The American commander Brad (John McGrellis) and his Soviet counterpart Olga (Lindzi Germain) each desperately needing to stake territorial claim over the frozen wastelands, found themselves up against the solidarity of Jimmy, Daisy and the two Polar Bears, Jason and Kylie, who also happened to be scouse. Not only that, they were all Everton supporters Coincidentally, just like the play’s writer!
Worse still, they each had to deal with the incompetence of their respective right hand men, Kowalski and Bolokov. Both characters were played amazingly by Liverpool Institute for the Performing Arts graduate Michael Fletcher, due to the fact George Clooney had (apparently) been otherwise detained at the Penny Farthing pub around the corner! If his remembering to use the right accent at the right time (most of the time) was impressive, then the fight scene between the two characters was simply sublime.
The script was nothing short of brilliant and, under the stage direction of the theatre’s former musical director Howard Gray, delivered brilliantly by the entire cast, made for a superbly polished, fast moving, laugh-a-minute comedy.
The music was fantastic – all played on stage by four musicians tucked away in the igloo.

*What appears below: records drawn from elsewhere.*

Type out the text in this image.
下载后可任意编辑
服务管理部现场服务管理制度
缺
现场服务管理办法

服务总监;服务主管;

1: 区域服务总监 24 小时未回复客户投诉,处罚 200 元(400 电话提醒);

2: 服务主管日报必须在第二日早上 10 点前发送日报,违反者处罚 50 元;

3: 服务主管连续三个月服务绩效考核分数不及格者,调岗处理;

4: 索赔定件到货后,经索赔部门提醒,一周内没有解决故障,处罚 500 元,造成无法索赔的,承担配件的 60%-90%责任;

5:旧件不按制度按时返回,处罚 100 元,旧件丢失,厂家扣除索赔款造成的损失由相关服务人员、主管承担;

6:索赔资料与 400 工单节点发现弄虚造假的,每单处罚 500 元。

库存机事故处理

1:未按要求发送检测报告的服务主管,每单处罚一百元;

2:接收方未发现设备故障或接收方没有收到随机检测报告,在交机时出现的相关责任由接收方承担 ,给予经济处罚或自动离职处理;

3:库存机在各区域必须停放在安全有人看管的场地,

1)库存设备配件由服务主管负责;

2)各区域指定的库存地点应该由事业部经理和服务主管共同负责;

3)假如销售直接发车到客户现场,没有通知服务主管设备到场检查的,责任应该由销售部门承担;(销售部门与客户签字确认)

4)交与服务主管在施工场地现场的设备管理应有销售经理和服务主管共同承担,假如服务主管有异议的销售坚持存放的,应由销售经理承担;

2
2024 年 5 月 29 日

And Lindzi’s singing in particular was nothing short of superb.
Michael Starke and Lindzi are regulars at the Royal Court. Michael Ledwich and Helen Carter, who played polar bears Jason and Kylie, were making a return visit. John McGrellis in the role of American submarine commander Brad was making his Royal Court Debut, as was Michael Fletcher. And whilst it was Hayley Hampton’s first time on stage since graduating from the Liverpool Institute For Performing Arts, she is on familiar ground, having worked as a waitress at the theatre during her student years.

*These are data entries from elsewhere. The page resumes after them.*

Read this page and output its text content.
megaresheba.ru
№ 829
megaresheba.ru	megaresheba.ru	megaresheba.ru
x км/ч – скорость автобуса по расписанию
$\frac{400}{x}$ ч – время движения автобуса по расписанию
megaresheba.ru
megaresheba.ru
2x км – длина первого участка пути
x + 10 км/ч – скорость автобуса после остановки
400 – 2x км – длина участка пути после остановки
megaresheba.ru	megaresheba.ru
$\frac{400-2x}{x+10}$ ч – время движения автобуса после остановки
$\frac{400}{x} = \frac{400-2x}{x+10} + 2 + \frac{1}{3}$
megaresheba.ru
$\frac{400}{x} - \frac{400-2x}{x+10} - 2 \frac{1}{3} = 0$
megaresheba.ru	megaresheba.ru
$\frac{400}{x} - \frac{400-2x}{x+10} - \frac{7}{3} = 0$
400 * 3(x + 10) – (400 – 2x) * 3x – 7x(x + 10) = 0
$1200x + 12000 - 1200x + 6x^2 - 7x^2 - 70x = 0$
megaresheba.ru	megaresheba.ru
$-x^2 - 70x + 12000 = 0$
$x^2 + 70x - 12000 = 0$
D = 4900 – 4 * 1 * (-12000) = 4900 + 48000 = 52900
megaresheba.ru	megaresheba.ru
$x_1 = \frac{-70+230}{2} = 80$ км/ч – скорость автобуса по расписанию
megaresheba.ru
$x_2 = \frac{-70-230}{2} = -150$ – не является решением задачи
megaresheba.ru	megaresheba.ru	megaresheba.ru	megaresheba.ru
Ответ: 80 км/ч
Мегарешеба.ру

Hayley’s acting and singing were so impressive, I doubt you’ll ever see her serving at the tables again.
Every year I have wondered what Fred Lawless and the Royal Court production team, headed up by Kevin Fearon, could possibly come up with that would top the previous year’s offering – yet every year they do just that.
This year is no exception.
Scouse of the Antarctic runs until January 17th.
It is one of the funniest shows you will have seen this year. It’s hysterical. It’s bonkers. It’s absolute comedy madness. You really mustn’t miss it.
I can’t bring myself to give it any less than 5/5 stars.